先ほどの解説でUSBメモリやCD-ROMを接続した際に自動実行をさせない方法を紹介しました。ここではさらにUSBメモリやCD-ROMにウイルスが含まれているかどうか、分析する方法を紹介します。
VirusTotalなどで無料スキャン
VirusTotalは疑わしいファイルやURLをオンラインで分析するサービスです。51種類のアンチウイルスソフトを使用して一斉に分析を行い、どのソフトでどのような分析結果が得られたのか一覧で表示させることができます。注意点として、VirusTotalはウイルスの分析はできても駆除まではできません。そして分析できるファイルのサイズは最大128MBまでです。
アンチウイルスソフトでチェック
パソコンにインストールされているウイルス対策ソフトでもチェックすることができます。Windowsでしたら「Windows Defender」というウイルスソフトがデフォルトでインストールされています。「Windows Defender」については以下の記事を参考にしてください。
また、どのウイルス対策ソフトを選択すればいいか迷っている方は、以下の記事を参考にしてください。
参照【23年最新】おすすめセキュリティソフト8製品を比較!価格やスマホ向け比較まで
autorun.inf ウイルス感染からの復旧方法
もしUSBメモリ経由でウイルスに感染してしまったら、どうしたらよいのでしょうか。USBメモリ経由で感染したウイルスも、他のウイルスと同様に処置することができます。
- パソコンからLANケーブルを引き抜き、インターネットから切り離します
- ウイルス対策ソフトでパソコンを完全スキャンする
- 検出したウイルスを駆除します
- 「autorun.inf」ファイルも削除します
- パソコンをインターネットに接続して、再度、完全スキャンを実施します
- ウイルスを検出したら、ふたたびLANケーブルを引き抜きウイルスを駆除します
- USBメモリを完全スキャンするか、フォーマットをして安全な状態にします
このような手順でウイルス感染から復旧できます。注意点として、ウイルスに感染したパソコンにUSBメモリが接続されている場合、パソコンからUSBメモリにウイルスが感染することがあるという点です。USBメモリにウイルスが感染した場合もパソコンと同じように駆除できますが、できればフォーマットした方が安全です。

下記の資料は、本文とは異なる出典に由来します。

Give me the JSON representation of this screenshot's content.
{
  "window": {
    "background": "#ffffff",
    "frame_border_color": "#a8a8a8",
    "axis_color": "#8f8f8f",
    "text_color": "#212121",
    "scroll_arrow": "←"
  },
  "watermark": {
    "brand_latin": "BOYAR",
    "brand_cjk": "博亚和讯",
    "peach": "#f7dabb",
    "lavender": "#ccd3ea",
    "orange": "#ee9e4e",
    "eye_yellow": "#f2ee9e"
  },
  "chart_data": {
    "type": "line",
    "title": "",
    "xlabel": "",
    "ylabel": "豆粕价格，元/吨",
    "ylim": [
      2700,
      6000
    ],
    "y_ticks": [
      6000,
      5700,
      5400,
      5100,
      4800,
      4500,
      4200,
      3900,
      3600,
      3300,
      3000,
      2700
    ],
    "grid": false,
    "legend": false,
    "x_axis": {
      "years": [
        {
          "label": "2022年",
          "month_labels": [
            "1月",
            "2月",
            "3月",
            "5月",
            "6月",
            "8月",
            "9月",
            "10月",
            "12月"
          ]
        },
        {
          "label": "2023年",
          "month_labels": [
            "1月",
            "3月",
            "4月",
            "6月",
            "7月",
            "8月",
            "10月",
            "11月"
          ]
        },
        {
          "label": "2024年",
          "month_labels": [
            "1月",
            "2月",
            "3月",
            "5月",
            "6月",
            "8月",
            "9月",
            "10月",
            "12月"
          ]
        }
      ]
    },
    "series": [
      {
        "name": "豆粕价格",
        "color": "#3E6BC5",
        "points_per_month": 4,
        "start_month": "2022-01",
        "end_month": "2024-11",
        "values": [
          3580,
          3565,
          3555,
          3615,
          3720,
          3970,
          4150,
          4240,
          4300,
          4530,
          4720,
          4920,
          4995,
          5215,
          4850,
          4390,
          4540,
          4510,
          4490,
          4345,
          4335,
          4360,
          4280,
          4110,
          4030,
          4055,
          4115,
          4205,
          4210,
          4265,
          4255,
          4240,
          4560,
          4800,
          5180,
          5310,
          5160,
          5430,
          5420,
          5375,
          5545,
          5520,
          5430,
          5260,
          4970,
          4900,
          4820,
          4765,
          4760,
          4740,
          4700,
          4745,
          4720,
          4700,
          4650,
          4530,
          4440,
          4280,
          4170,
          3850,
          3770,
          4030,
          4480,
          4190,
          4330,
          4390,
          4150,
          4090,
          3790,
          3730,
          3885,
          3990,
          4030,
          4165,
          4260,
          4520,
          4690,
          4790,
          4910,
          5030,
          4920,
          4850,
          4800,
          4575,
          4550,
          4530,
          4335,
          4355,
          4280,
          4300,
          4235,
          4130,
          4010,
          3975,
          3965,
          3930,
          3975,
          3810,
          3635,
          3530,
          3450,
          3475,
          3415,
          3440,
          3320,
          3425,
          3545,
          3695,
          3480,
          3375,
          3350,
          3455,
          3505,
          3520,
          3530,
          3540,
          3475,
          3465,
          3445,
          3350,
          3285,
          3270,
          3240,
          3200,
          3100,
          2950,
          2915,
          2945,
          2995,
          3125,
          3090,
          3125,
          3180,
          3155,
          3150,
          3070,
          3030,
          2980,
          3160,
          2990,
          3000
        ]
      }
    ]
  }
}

USBメモリ内にautorun.infファイルを作らせない方法
USBメモリの中に予め「autorun.inf」フォルダを作成することで、ウイルスがautorun.infファイルを作成することを妨害できます。ポイントは「autorun.inf」という名前の「フォルダ」を作る点です。フォルダを作る事でファイルの作成を妨害できるのです。しかし、最近のウイルスはこの方法で対策していても、ウイルスによってautorun.infが作られてしまうケースもあります。完全な対策ではなく、予防策の一つくらいにお考え下さい。
まとめ
autorun.infの設定による自動実行機能はWindows標準の機能であり、それを利用したウイルスの感染の事例は多数報告されています。特にUSBメモリからウイルスに感染する報告は2009年あたりから急速に増えてきました。USBメモリからのウイルス感染防止のポイントは自動実行を行わないということです。そのための方法をいくつか紹介してきましたが、万が一のことも考え、ウイルス対策ソフトを導入し、パターンファイルを最新のものにしておくといった、基本的な対策も必要不可欠です。